Meskipun begitu, sepupunya tampak tak yakin dengan ucapan Mei. Ia tak bicara, tetapi tak juga ada tanda-tanda akan mengakhiri pembicaraan. Namun, akhirnya kembali bertanya, "Mei, kamu sungguh baik-baik aja?"

"Ya, aku baik-baik aja."

Untuk kali pertama, Efendi melihat seorang pengemis masuk restoran. Saat itu ia hendak makan siang di Jack in the Box, tempat ia akan bertemu seorang perempuan yang diperkenalkan oleh temannya. Sambil mengapit Los Angeles Times yang dibelinya seharga 25 sen dari kotak koran, ia duduk menunggu burger pesanannya tersedia. Saat itulah si pengemis membuka pintu dan masuk. Pengemis itu meracaukan sesuatu, dalam bahasa Inggris yang terdengar aneh bagi Efendi.

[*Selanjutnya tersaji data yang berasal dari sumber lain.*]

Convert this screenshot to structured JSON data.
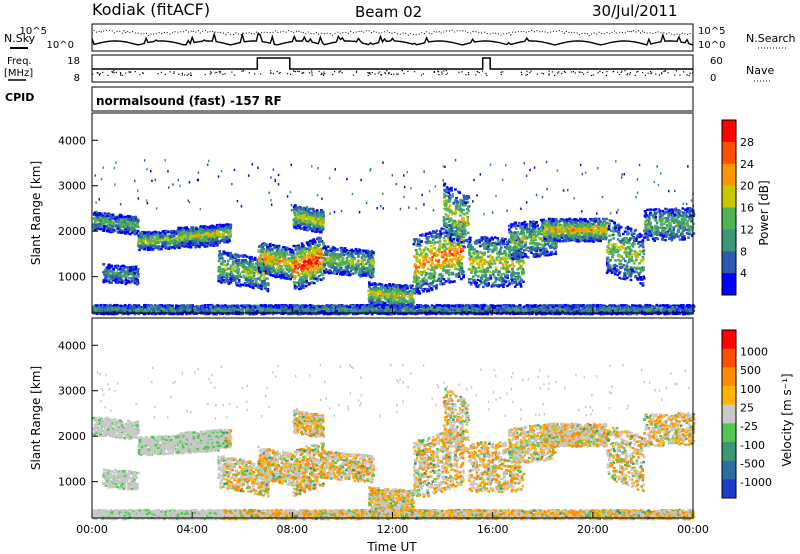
{
  "header": {
    "station": "Kodiak (fitACF)",
    "beam": "Beam 02",
    "date": "30/Jul/2011"
  },
  "top_panels": {
    "nsky_label": "N.Sky",
    "nsearch_label": "N.Search",
    "freq_label_line1": "Freq.",
    "freq_label_line2": "[MHz]",
    "nave_label": "Nave",
    "cpid_label": "CPID",
    "cpid_text": "normalsound (fast) -157 RF",
    "noise_ticks_left": [
      "10^5",
      "10^0"
    ],
    "noise_ticks_right": [
      "10^5",
      "10^0"
    ],
    "freq_ticks": [
      "18",
      "8"
    ],
    "nave_ticks": [
      "60",
      "0"
    ]
  },
  "chart_data": [
    {
      "type": "heatmap",
      "name": "power-panel",
      "ylabel": "Slant Range [km]",
      "yticks": [
        "1000",
        "2000",
        "3000",
        "4000"
      ],
      "ylim": [
        200,
        4600
      ],
      "xlim": [
        0,
        24
      ],
      "colorbar_label": "Power [dB]",
      "colorbar_ticks": [
        "4",
        "8",
        "12",
        "16",
        "20",
        "24",
        "28"
      ],
      "colors": [
        "#0000ff",
        "#2e5ab4",
        "#3c9678",
        "#50b450",
        "#c8c800",
        "#ff9600",
        "#ff5000",
        "#ff0000"
      ],
      "xticks": [
        "00:00",
        "04:00",
        "08:00",
        "12:00",
        "16:00",
        "20:00",
        "00:00"
      ]
    },
    {
      "type": "heatmap",
      "name": "velocity-panel",
      "ylabel": "Slant Range [km]",
      "yticks": [
        "1000",
        "2000",
        "3000",
        "4000"
      ],
      "ylim": [
        200,
        4600
      ],
      "xlim": [
        0,
        24
      ],
      "colorbar_label": "Velocity [m s⁻¹]",
      "colorbar_ticks": [
        "1000",
        "500",
        "100",
        "25",
        "-25",
        "-100",
        "-500",
        "-1000"
      ],
      "colors": [
        "#1e3cc8",
        "#2c6ea0",
        "#3c9678",
        "#50c850",
        "#c8c8c8",
        "#ffb400",
        "#ff8c00",
        "#ff5000",
        "#ff0000"
      ],
      "xticks": [
        "00:00",
        "04:00",
        "08:00",
        "12:00",
        "16:00",
        "20:00",
        "00:00"
      ],
      "xlabel": "Time UT"
    }
  ]
}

Restoran cepat saji tersebut tengah penuh oleh para pekerja serta anak-anak sekolah bersama para pengantar mereka. Yang mengejutkannya, tak seorang pun di antara pengunjung merasa terganggu oleh kehadiran seorang pengemis. Tidak pula pelayan dan petugas kasir restoran. Pengemis itu akan diseret petugas keamanan jika melakukannya di satu restoran cepat saji di Jakarta, pikirnya. Bahkan di warung tegal pinggir jalan, pemilik warung akan buru-buru memberinya receh, bukan sebab kehendak berderma, tetapi sejenis perintah untuk segera meninggalkan warung. Tetapi, di sini, di satu sudut Los Angeles, ia melihat seorang pengemis berkeliaran bebas di dalam restoran.

Efendi mencoba mengacuhkan kehadiran pengemis tersebut dan berpikir tentang seperti apa perempuan kenalan yang akan ditemuinya. Ia mencoba memikirkan apa yang akan dikatakannya jika perempuan itu muncul, "Hai, apa kabar?" Atau, "Sudah lama tinggal di Los Angeles?" Ia masih memikirkan cara-cara membuka percakapan, barangkali bertanya hal-hal praktis menjalani kehidupan sehari-hari yang harus diperhatikannya. Ia berharap perjumpaan mereka akan terjadi sesederhana mungkin.

Pengemis itu menggendong buntalan gendut yang tampaknya berisi seluruh kekayaannya. Rambutnya coklat terbakar, menggumpal, dan di sana-sini tampaknya sudah menempel dengan kulit kepalanya. Si pengemis mengenakan mantel Adidas yang tak lagi jelas warnanya, mungkin sumbangan dari dinas sosial atau sejenisnya. Kakinya dilindungi sepatu boot yang masuk ke dalam celananya. Sejenak dipandanginya seluruh isi restoran sebelum menghampiri dua orang sopir truk yang tengah melahap burger sambil berbincang di meja dekat pintu.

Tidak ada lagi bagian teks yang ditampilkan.